Phaere: Teraz najchętniej teleportowałabyś się w bezpieczne miejsce. Daleko od tej wyspy, a najlepiej od tego świata. Jednak dziwnie wiesz, że wypowiedzenie zaklęcia nic by Ci nie dało. Nie pamiętasz kiedy ostatnio czułaś się taka bezsilna. Ty, zawsze potężna, otoczona równie potężnymi sługami. Nawet, gdy Twe życie wisiało na włosku wiedziałaś, że możesz liczyć jeśli nie na wypróbowane zawczasu umiejętności ochroniarzy to na własne czary. A teraz? Nie wiesz do czego zdolni są Twoi towarzysze - jeśli w ogóle do czegoś prócz chaotycznych krzyków - sama też czujesz, że niewiele możesz zrobić. A poza tym... dlaczego, do wszystkich demonów, się o nich martwisz ?!

Tiloup drży i prycha wczepiony pazurami w wysoką gałąź, czując się tak samo bezbronnym i zagrożonym jak Ty.

Anzelm: Masz wrażenie, że boli Cię całe ciało. Zraniona ręka, stłuczone żebra, podrażnione oczy... Najchętniej zastygłbyś w bezruchu, gdyż każde drgnięcie potęguje cierpienie. Jednak masz kogo bronić - po raz pierwszy w życiu czujesz się potrzebny i chcesz zabić dla kogoś innego, niż Ty sam.

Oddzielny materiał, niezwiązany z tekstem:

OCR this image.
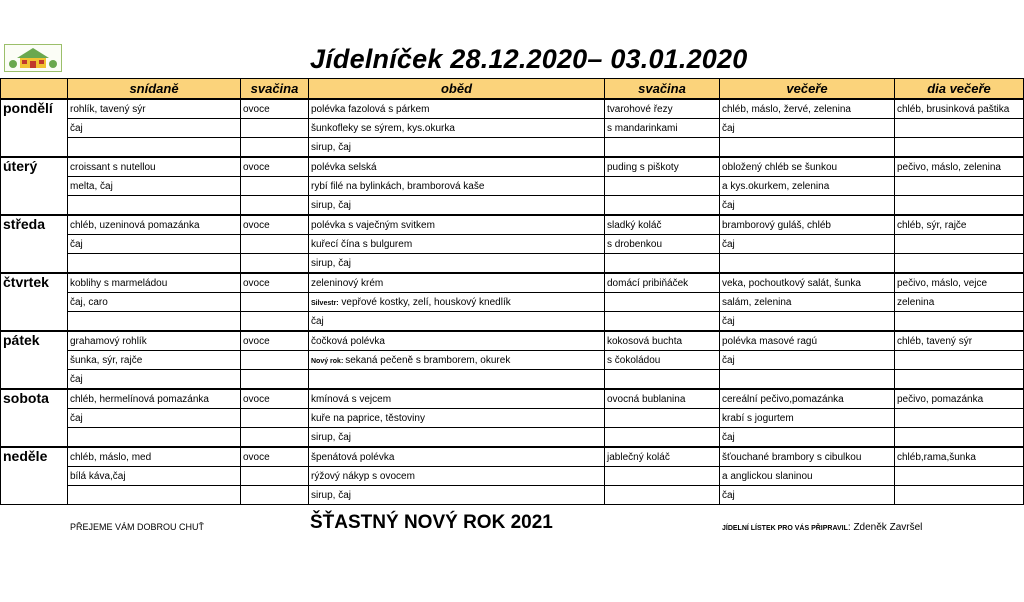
Jídelníček 28.12.2020– 03.01.2020
	snídaně	svačina	oběd	svačina	večeře	dia večeře
pondělí	rohlík, tavený sýr	ovoce	polévka fazolová s párkem	tvarohové řezy	chléb, máslo, žervé, zelenina	chléb, brusinková paštika
	čaj		šunkofleky se sýrem, kys.okurka	s mandarinkami	čaj	
			sirup, čaj			
úterý	croissant s nutellou	ovoce	polévka selská	puding s piškoty	obložený chléb se šunkou	pečivo, máslo, zelenina
	melta, čaj		rybí filé na bylinkách, bramborová kaše		a kys.okurkem, zelenina	
			sirup, čaj		čaj	
středa	chléb, uzeninová pomazánka	ovoce	polévka s vaječným svitkem	sladký koláč	bramborový guláš, chléb	chléb, sýr, rajče
	čaj		kuřecí čína s bulgurem	s drobenkou	čaj	
			sirup, čaj			
čtvrtek	koblihy s marmeládou	ovoce	zeleninový krém	domácí pribiňáček	veka, pochoutkový salát, šunka	pečivo, máslo, vejce
	čaj, caro		Silvestr: vepřové kostky, zelí, houskový knedlík		salám, zelenina	zelenina
			čaj		čaj	
pátek	grahamový rohlík	ovoce	čočková polévka	kokosová buchta	polévka masové ragú	chléb, tavený sýr
	šunka, sýr, rajče		Nový rok: sekaná pečeně s bramborem, okurek	s čokoládou	čaj	
	čaj					
sobota	chléb, hermelínová pomazánka	ovoce	kmínová s vejcem	ovocná bublanina	cereální pečivo,pomazánka	pečivo, pomazánka
	čaj		kuře na paprice, těstoviny		krabí s jogurtem	
			sirup, čaj		čaj	
neděle	chléb, máslo, med	ovoce	špenátová polévka	jablečný koláč	šťouchané brambory s cibulkou	chléb,rama,šunka
	bílá káva,čaj		rýžový nákyp s ovocem		a anglickou slaninou	
			sirup, čaj		čaj	
PŘEJEME VÁM DOBROU CHUŤ	ŠŤASTNÝ NOVÝ ROK 2021	JÍDELNÍ LÍSTEK PRO VÁS PŘIPRAVIL: Zdeněk Završel
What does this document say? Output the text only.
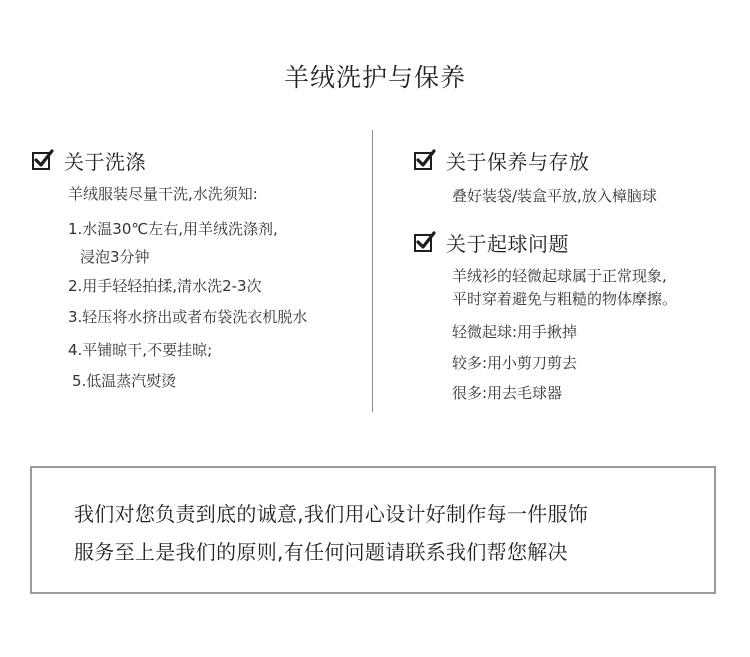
羊绒洗护与保养
关于洗涤
羊绒服装尽量干洗,水洗须知:
1.水温30℃左右,用羊绒洗涤剂,
浸泡3分钟
2.用手轻轻拍揉,清水洗2-3次
3.轻压将水挤出或者布袋洗衣机脱水
4.平铺晾干,不要挂晾;
5.低温蒸汽熨烫
关于保养与存放
叠好装袋/装盒平放,放入樟脑球
关于起球问题
羊绒衫的轻微起球属于正常现象,
平时穿着避免与粗糙的物体摩擦。
轻微起球:用手揪掉
较多:用小剪刀剪去
很多:用去毛球器
我们对您负责到底的诚意,我们用心设计好制作每一件服饰
服务至上是我们的原则,有任何问题请联系我们帮您解决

Szybka decyzja, ciepło kochanych ust i już biegniesz w stronę reszty towarzyszy, gotów zaryzykować swoje dobro dla dobra innych. Lecz opadający kurz ukazuje Ci widok inny niż oczekiwałeś: półelf stoi na przeciw Ciebie (jakieś 4 metry). Po Twojej lewej, nieco w stronę drogi leży nieprzytomny - lub martwy - drow. Do każdego z nich masz mniej więcej taką samą odległość. Zatrzymujesz się niezdecydowany pomiędzy wyrytymi przez czerwia otworami. Ziemia wokół Ciebie drży. Ciepło ust Maureen zniknęło. W głowie słyszysz znajomy głos: Co Ty wyrabiasz? Ryzykujesz życiem dla nich... dla nikogo! Oni są nikim, nie byłeś w stanie obronić nawet jedynej bliskiej Ci kiedykolwiek osoby a teraz zgrywasz bohatera dla istot, które znasz raptem kilka dni? Myślisz, że to coś zmieni? Zmieni... Ciebie? Odwracasz się jeszcze raz w stronę Łowczyni. Patrzy na Ciebie szeroko otwartymi, ciemnymi oczyma. Za nią szumi dąb. Jego zielone liście, swobodnie śpiewające na wietrze przypominają Ci inne, widziane niedawno w zamknięciu. Ułamki sekund wahania minęły. Znów czujesz spokój. Jesteś gotów by działać.